A primeira semana de Dilma
No sábado, completou-se uma semana desde que a presidente Dilma Vana Rousseff tomou posse e começou a governar. Desde a posse até o presente momento, os movimentos iniciais do novo governo – repletos de simbolismo – induzem à crença em uma drástica mudança de estilo na Presidência da República, ao menos do ponto de vista político.
A começar pela diferença entre a posse de Lula, em 2002, e a de Dilma agora. Há oito anos, Lula chegou ao poder passando por uma campanha eleitoral light, em que a virulência da direita foi constrangida pelo estado de miséria em que estava o país; Dilma se elegeu na campanha mais suja e violenta desde a redemocratização, que deixou a de 1989 na poeira.
Já nos discursos de posse de cada um, afloraram os indícios do que seria o governo Lula e do que será o governo Dilma. Lula fez um discurso politizado, com referências à “esperança” ter “vencido o medo” – referência que enlouqueceu de raiva a direita e a mídia – e ao preconceito por ele não ter diploma universitário; Dilma fez um discurso burocrático e despolitizado.
Aliás, enquanto que o discurso de Lula, em 2002, foi de afronta aos inimigos políticos que amealhou nas três campanhas eleitorais anteriores (1989, 1994 e 1998), o de Dilma foi todo no sentido de amainar os ânimos ainda exacerbados ao espantoso durante a campanha eleitoral.
Houve dois momentos isolados de maior emoção no discurso de posse de Dilma e nas duas vezes ela foi às lágrimas. No primeiro momento, ao se emocionar com a afirmação de que era presidente de “todos os brasileiros”, como que propondo a “paz”; no segundo, ao lembrar dos colegas que tombaram diante da ditadura, da qual a presidente garantiu não guardar rancor.
Durante a primeira semana de Lula, declarações sobre “Herança Maldita” e de que “A esperança venceu o medo” exacerbaram o clima político de uma forma que dura até hoje – mesmo depois de ele ter deixado o cargo, continua sendo atacado pela mídia como se ela quisesse lhe dizer que agora pode insultá-lo sem que tenha como reagir, pois não tem mais o palanque presidencial.

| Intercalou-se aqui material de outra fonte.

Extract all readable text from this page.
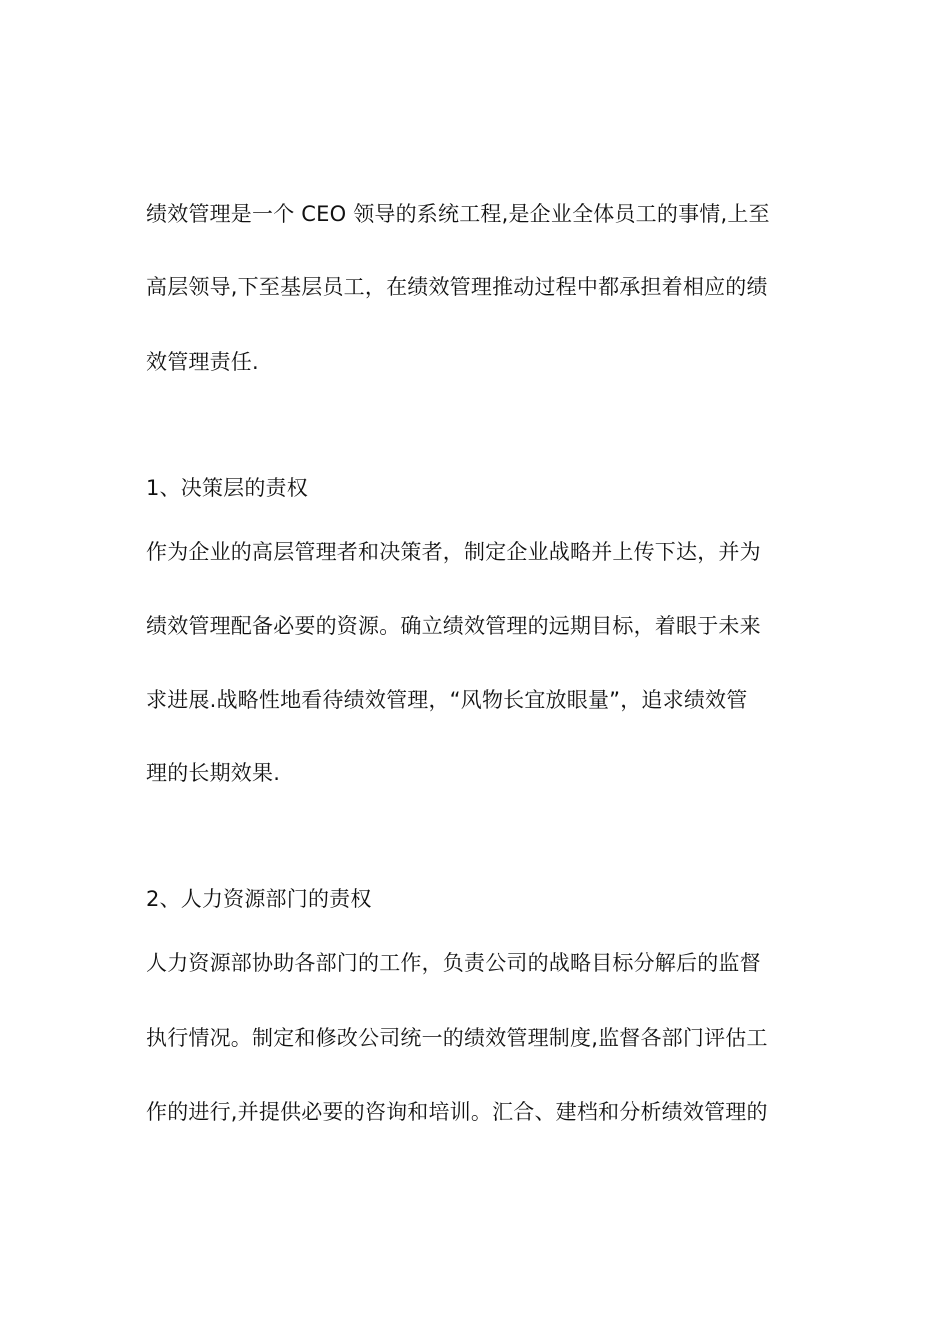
绩效管理是一个 CEO 领导的系统工程,是企业全体员工的事情,上至
高层领导,下至基层员工，在绩效管理推动过程中都承担着相应的绩
效管理责任.
1、决策层的责权
作为企业的高层管理者和决策者，制定企业战略并上传下达，并为
绩效管理配备必要的资源。确立绩效管理的远期目标，着眼于未来
求进展.战略性地看待绩效管理，“风物长宜放眼量”，追求绩效管
理的长期效果.
2、人力资源部门的责权
人力资源部协助各部门的工作，负责公司的战略目标分解后的监督
执行情况。制定和修改公司统一的绩效管理制度,监督各部门评估工
作的进行,并提供必要的咨询和培训。汇合、建档和分析绩效管理的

A primeira semana do governo Dilma foi fria, do ponto de vista político, e restrita a fotos de reuniões da presidente com sua equipe de governo, sem que se metesse nas polêmicas da estadia de Lula e família em instalações militares e dos passaportes diplomáticos dos seus filhos.
Acostumados que estamos a ver o ex-presidente fazer discursos diários durante anos, com respostas aos ataques da imprensa, com críticas às elites, a potências estrangeiras, de exaltação dos feitos que o seu governo inegavelmente ia logrando, enfim, com a emoção transbordando por cada poro, todos estão sentindo que Dilma pretende despolitizar o seu início de governo.

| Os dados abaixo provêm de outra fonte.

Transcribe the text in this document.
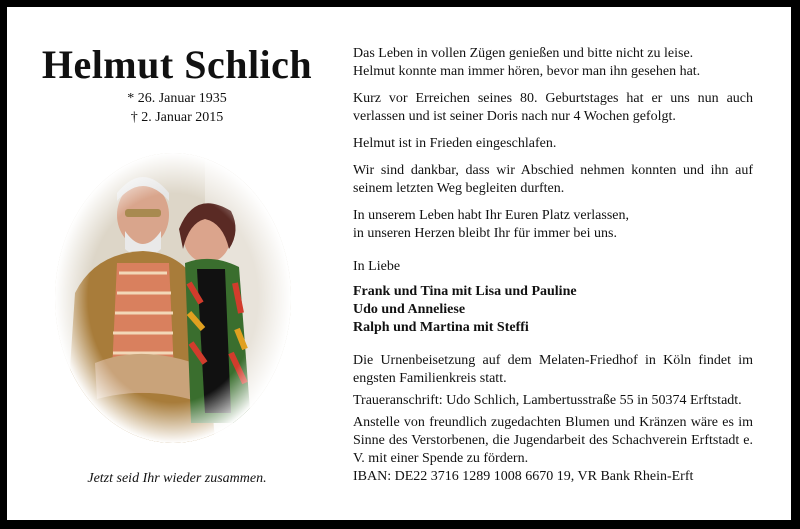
Helmut Schlich
* 26. Januar 1935
† 2. Januar 2015
Jetzt seid Ihr wieder zusammen.

Das Leben in vollen Zügen genießen und bitte nicht zu leise.
Helmut konnte man immer hören, bevor man ihn gesehen hat.

Kurz vor Erreichen seines 80. Geburtstages hat er uns nun auch verlassen und ist seiner Doris nach nur 4 Wochen gefolgt.

Helmut ist in Frieden eingeschlafen.

Wir sind dankbar, dass wir Abschied nehmen konnten und ihn auf seinem letzten Weg begleiten durften.

In unserem Leben habt Ihr Euren Platz verlassen,
in unseren Herzen bleibt Ihr für immer bei uns.

In Liebe

Frank und Tina mit Lisa und Pauline
Udo und Anneliese
Ralph und Martina mit Steffi

Die Urnenbeisetzung auf dem Melaten-Friedhof in Köln findet im engsten Familienkreis statt.

Traueranschrift: Udo Schlich, Lambertusstraße 55 in 50374 Erftstadt.

Anstelle von freundlich zugedachten Blumen und Kränzen wäre es im Sinne des Verstorbenen, die Jugendarbeit des Schachverein Erftstadt e. V. mit einer Spende zu fördern.

IBAN: DE22 3716 1289 1008 6670 19, VR Bank Rhein-Erft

Haverá que combinar com os russos. Dilma tem imensos abacaxis para descascar, como a questão dos aviões militares que o Brasil tem que escolher ou o caso Cesare Battisti e o projeto do marco regulatório da mídia, nos quais o novo governo terá que se posicionar, em algum momento.

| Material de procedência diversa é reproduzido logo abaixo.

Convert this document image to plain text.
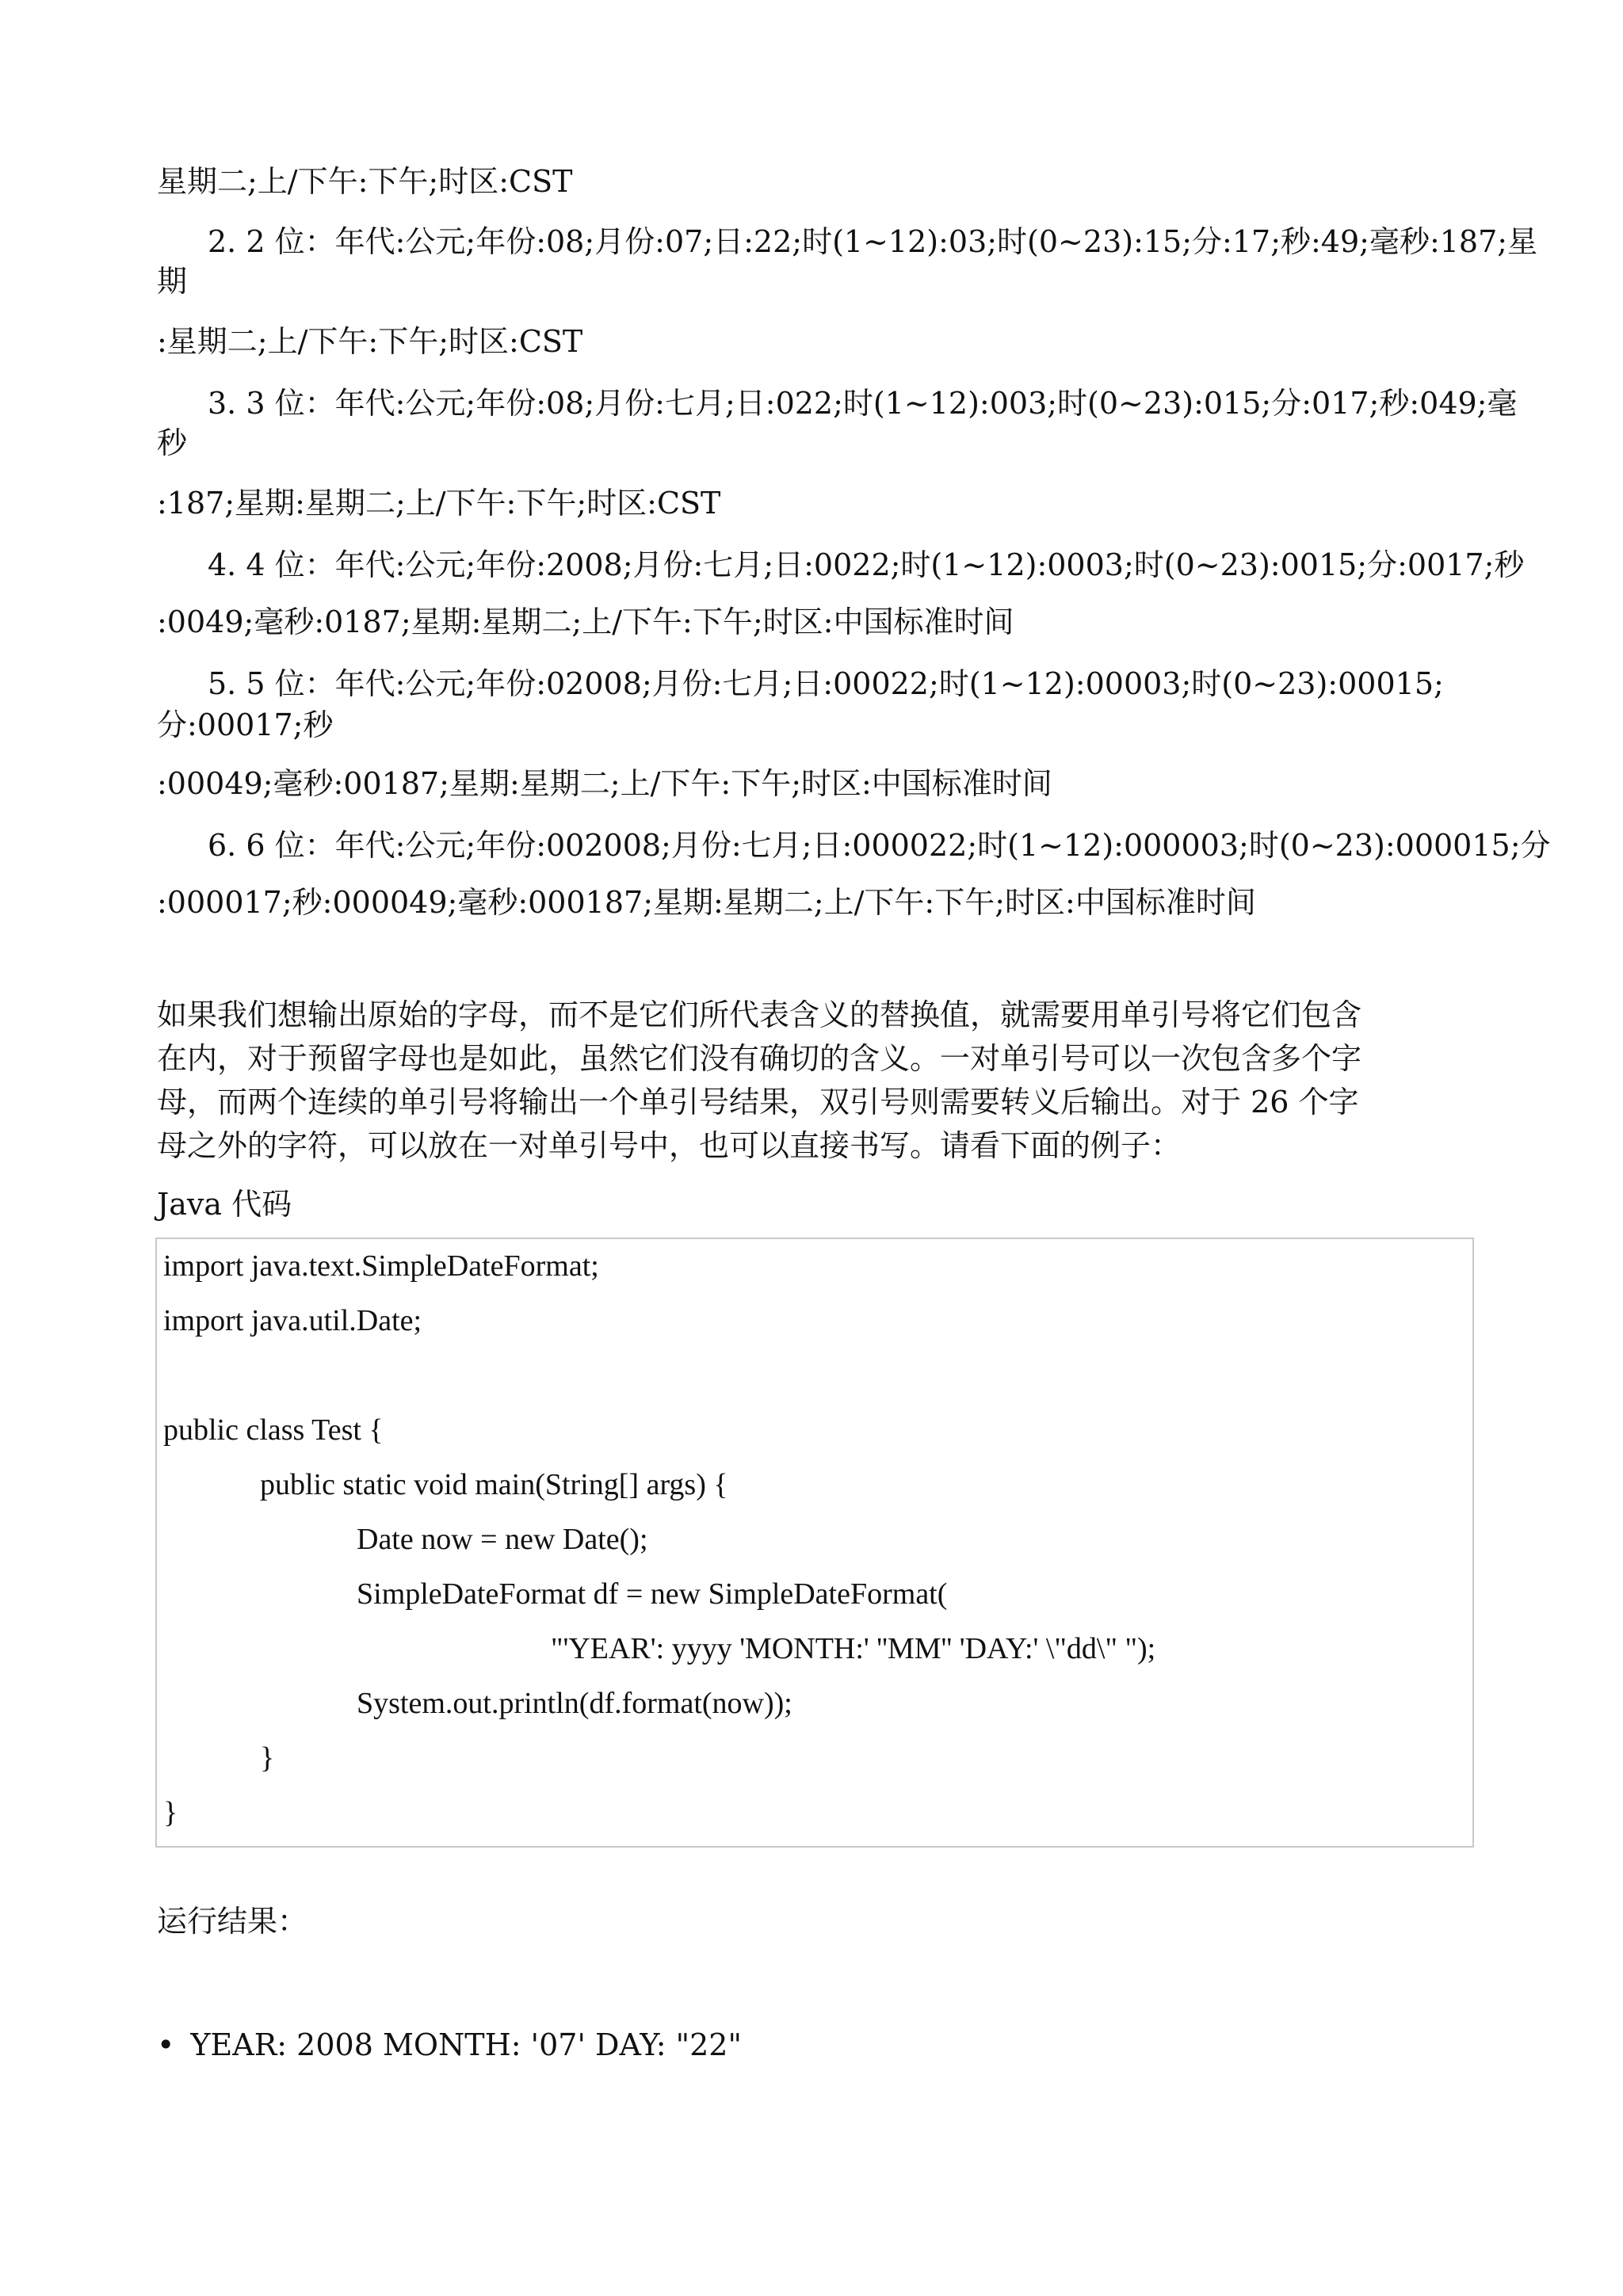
星期二;上/下午:下午;时区:CST
2. 2 位：年代:公元;年份:08;月份:07;日:22;时(1~12):03;时(0~23):15;分:17;秒:49;毫秒:187;星
期
:星期二;上/下午:下午;时区:CST
3. 3 位：年代:公元;年份:08;月份:七月;日:022;时(1~12):003;时(0~23):015;分:017;秒:049;毫
秒
:187;星期:星期二;上/下午:下午;时区:CST
4. 4 位：年代:公元;年份:2008;月份:七月;日:0022;时(1~12):0003;时(0~23):0015;分:0017;秒
:0049;毫秒:0187;星期:星期二;上/下午:下午;时区:中国标准时间
5. 5 位：年代:公元;年份:02008;月份:七月;日:00022;时(1~12):00003;时(0~23):00015;
分:00017;秒
:00049;毫秒:00187;星期:星期二;上/下午:下午;时区:中国标准时间
6. 6 位：年代:公元;年份:002008;月份:七月;日:000022;时(1~12):000003;时(0~23):000015;分
:000017;秒:000049;毫秒:000187;星期:星期二;上/下午:下午;时区:中国标准时间
如果我们想输出原始的字母，而不是它们所代表含义的替换值，就需要用单引号将它们包含
在内，对于预留字母也是如此，虽然它们没有确切的含义。一对单引号可以一次包含多个字
母，而两个连续的单引号将输出一个单引号结果，双引号则需要转义后输出。对于 26 个字
母之外的字符，可以放在一对单引号中，也可以直接书写。请看下面的例子：
Java 代码
import java.text.SimpleDateFormat;
import java.util.Date;
public class Test {
public static void main(String[] args) {
Date now = new Date();
SimpleDateFormat df = new SimpleDateFormat(
"'YEAR': yyyy 'MONTH:' ''MM'' 'DAY:' \"dd\" ");
System.out.println(df.format(now));
}
}
运行结果：
• YEAR: 2008 MONTH: '07' DAY: "22"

Há vários fatores que explicam a postura de Dilma. Em primeiro, sai de cena a emotividade de Lula para dar lugar à atitude sempre cerebral que marca o perfil técnico da presidente, em contraposição com a formação eminentemente política do antecessor. E também o fato de que ela ainda parece pretender desfazer a especulação de que seria mais de esquerda do que ele.
A menos que Dilma comece a ceder sem parar às exigências da direita midiática, confrontos surgirão. Se o seu governo não se tornar tucano, terá que enfrentar o debate político. A única manifestação que a mídia não poderá ignorar ou distorcer muito será a dela. Se não se manifestar, seu governo será censurado.
É cedo para dizer que Dilma cometerá o erro de governar o Brasil como uma gerente. Mas se fizer isso, será, sim, um erro. O cargo de presidente é político. Os brasileiros votaram nela seguindo um líder político – o maior da história brasileira, ao lado de Getúlio Vargas. Ninguém segue gerentes. E sem liderar politicamente, ela não se reelegerá.